I have read and studied history my entire life and, as a result, have absorbed many facts and figures from various sources. The antique car magazines to which I subscribe often feature historical articles that relate to the cars. The internet had many details for 1939 that I was able to sprinkle throughout the novel to make it as historically correct as possible.
I consulted books in my own collection for details. One book had the history of the Burma-Shave signs. I contacted the Pella Historical Society to find out what bakeries were in business in 1939. As you can see, research comes from numerous sources.
Where did the inspiration for the novel come from?
Because of my love of history and writing I always wanted to write a historical novel. The year 1939 was a pivotal year in history, so I chose it. Involving ordinary people with Nazi spies added mystery and adventure in a believable scenario. I felt that Rebecca, the main character, needed to have a love interest that fit the plot, so I added Erick. He also had tragedies in his past. I also wanted to promote Iowa history and famous Iowans, so Iowa was the venue for Rebecca’s Run. I was both pleased and a bit surprised about how well all of the elements came together.
The most enjoyable part of writing is creating, from scratch, an entertaining story from a lifetime of acquired knowledge and personal experiences. Writing the 90,000 words for Rebecca’s Run turned out to be the easy part!!
Much frustration and depression came when I tried to find a literary agent who, in turn, would find me a suitable publisher. Most of the agents were based in New York and were either too busy to even see what I had written or did not reply at all! I attempted this traditional path several times over the next few years to no avail. I even contacted a couple of published writers from Iowa State University who basically told me to keep trying. I gave up! Several more years went by.
After I retired I wanted to renew my quest for a publisher. Getting published was still on my bucket list. Almost by accident I discovered the Write Place in Pella. Since 2007 they have been writing consultants and publishers. As a bonus they were based in Iowa, too! In spite of my having several Dutch jokes in my novel, they took me on as a client. I found it very easy to work with them. I had the first proof copy of Rebecca’s Run in my hand in only three months after I sent them my final manuscript draft!!

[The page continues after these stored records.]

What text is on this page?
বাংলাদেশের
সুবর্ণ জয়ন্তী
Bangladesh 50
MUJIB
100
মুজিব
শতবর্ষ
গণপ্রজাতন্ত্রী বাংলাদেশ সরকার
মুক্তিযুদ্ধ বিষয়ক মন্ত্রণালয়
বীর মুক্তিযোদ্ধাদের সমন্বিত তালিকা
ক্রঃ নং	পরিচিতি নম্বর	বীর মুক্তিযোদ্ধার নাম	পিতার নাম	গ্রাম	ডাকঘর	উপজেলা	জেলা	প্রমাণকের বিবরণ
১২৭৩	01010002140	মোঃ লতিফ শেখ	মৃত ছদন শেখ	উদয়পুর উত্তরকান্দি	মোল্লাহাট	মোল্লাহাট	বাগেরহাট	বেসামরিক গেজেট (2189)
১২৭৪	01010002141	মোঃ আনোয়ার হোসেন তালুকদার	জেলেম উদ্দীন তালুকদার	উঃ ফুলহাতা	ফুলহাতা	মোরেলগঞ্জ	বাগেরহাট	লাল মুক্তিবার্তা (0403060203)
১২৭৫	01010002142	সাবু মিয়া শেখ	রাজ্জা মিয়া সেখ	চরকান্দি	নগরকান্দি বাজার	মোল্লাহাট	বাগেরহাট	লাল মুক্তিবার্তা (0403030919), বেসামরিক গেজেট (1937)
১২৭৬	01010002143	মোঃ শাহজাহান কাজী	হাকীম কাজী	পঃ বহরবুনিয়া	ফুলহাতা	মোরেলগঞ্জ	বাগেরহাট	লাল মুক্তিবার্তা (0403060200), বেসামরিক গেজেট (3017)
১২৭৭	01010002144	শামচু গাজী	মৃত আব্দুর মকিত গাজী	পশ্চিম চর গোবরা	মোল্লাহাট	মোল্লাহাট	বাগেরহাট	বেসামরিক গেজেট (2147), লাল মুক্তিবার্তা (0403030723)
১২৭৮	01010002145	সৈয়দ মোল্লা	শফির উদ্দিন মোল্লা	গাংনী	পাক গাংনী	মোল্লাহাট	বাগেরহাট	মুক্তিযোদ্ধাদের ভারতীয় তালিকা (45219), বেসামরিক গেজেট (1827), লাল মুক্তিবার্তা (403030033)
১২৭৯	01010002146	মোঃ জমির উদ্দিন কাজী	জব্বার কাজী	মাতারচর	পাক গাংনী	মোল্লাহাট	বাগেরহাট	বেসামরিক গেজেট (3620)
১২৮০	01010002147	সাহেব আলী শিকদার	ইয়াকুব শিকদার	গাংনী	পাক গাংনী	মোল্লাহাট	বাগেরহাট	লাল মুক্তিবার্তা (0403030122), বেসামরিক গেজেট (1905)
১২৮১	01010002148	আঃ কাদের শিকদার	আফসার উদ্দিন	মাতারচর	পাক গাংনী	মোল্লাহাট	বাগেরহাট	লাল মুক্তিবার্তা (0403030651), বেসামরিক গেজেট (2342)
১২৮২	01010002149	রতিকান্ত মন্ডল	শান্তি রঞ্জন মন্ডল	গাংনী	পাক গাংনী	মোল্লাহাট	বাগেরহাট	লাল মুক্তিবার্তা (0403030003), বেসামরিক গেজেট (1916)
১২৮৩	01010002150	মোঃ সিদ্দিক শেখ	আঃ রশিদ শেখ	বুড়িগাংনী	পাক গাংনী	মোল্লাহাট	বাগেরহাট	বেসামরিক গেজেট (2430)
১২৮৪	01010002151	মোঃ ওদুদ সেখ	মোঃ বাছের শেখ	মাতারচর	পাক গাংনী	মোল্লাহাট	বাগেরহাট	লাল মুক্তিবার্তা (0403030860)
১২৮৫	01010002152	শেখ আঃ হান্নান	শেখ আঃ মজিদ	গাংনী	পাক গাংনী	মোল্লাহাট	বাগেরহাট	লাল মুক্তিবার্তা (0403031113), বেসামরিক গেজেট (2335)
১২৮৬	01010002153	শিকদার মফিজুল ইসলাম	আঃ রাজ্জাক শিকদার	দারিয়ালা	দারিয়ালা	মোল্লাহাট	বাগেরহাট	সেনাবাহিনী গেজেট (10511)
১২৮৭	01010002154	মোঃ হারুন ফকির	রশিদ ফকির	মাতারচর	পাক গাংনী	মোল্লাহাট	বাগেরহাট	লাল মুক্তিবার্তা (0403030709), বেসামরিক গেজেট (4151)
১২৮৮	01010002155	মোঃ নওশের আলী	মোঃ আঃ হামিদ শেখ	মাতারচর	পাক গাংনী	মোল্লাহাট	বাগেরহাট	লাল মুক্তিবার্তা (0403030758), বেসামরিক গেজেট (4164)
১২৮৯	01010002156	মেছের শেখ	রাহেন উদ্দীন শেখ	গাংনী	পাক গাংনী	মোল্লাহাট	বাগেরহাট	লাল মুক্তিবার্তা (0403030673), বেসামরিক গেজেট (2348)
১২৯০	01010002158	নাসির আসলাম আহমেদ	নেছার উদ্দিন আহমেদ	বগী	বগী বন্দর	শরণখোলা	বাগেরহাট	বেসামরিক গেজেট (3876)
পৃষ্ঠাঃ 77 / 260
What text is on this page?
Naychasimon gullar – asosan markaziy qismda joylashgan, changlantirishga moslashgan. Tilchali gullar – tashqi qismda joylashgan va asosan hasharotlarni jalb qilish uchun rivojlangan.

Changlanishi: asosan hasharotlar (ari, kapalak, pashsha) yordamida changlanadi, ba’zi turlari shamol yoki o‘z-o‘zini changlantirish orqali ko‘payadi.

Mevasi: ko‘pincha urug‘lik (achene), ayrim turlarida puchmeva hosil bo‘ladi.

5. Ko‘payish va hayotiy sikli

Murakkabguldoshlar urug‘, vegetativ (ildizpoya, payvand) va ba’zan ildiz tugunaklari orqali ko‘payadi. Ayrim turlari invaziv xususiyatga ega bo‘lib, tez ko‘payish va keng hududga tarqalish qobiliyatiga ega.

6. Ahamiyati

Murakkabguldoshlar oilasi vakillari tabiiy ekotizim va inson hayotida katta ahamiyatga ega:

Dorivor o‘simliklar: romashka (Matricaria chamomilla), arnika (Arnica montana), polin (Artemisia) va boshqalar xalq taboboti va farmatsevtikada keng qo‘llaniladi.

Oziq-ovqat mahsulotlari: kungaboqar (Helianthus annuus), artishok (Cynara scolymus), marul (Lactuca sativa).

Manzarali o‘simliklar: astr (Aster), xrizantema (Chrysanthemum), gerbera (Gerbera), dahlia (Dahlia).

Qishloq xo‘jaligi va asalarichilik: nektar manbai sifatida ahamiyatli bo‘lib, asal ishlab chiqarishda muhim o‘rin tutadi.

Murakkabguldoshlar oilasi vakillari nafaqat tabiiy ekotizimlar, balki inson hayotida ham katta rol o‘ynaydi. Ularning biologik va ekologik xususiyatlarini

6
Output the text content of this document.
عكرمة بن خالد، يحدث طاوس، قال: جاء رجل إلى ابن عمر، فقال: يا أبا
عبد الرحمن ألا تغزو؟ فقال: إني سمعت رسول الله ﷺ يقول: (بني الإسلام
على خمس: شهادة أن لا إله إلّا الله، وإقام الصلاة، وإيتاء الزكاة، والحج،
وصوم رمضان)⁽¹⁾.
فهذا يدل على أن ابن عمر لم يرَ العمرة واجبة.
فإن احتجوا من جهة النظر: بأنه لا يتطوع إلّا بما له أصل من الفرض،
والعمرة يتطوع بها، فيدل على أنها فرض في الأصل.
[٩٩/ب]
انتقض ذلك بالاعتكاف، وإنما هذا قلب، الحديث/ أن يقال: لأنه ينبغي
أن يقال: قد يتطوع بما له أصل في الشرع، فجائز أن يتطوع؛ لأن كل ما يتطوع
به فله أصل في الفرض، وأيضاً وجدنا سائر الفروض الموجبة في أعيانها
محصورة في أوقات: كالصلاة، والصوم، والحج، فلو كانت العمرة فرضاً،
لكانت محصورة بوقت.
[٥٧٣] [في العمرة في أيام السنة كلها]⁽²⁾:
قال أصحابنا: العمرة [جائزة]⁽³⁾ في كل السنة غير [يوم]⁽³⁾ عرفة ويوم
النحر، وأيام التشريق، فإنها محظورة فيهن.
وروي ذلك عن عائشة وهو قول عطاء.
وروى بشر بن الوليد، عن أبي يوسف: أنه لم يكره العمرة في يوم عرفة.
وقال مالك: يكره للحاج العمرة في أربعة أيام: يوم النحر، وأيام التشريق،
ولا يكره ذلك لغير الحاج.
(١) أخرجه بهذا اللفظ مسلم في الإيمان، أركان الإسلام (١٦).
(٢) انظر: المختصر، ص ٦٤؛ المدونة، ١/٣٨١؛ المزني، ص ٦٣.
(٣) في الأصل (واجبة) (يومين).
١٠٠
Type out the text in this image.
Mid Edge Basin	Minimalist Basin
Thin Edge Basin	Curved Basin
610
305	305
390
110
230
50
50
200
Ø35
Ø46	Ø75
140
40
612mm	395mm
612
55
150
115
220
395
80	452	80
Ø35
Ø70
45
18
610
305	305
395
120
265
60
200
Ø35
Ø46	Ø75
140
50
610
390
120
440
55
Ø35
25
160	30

It took you ten years to write the book―where did you find the determination to finish it?
Getting a novel published was always a major item on my bucket list of life. Unfortunately, life got in the way. After graduation from ISU there was a job, marriage, starting a business, helping my father with the farming, church activities, and raising a daughter to keep me busy. The writing and research was done in spurts, often months apart, over the ten years.
What is your favorite book?
One book that I read as a teenager and then again as an adult has always fascinated me. It was the biography of Leonardo da Vinci. We had so many things in common. He was tall and light haired. So am I. Leonardo was creative and had a curiosity about a great many things. So am I. Leonardo was best known as a painter but he also drew thousands of sketches about many subjects. I was amazed that we shared interests in painting, drawing, designing, writing, poetry, birds, fossils, geology, water hydraulics, and mechanical items.
Do you have any advice for other writers?
Yes, keep trying―but don’t let twenty-three years go by, like I did, before you get something published.
Always write about something familiar to you and about something that you enjoy. If you have an area of writing with which you are not completely knowledgeable don’t be afraid to do some research.
What are your future writing plans?
As I wrote the manuscript for Rebecca’s Run ideas for four other novels came to me. I decided that one of them would make a great play. The play is now nearly finished. After this play is finished I hope to start on another novel.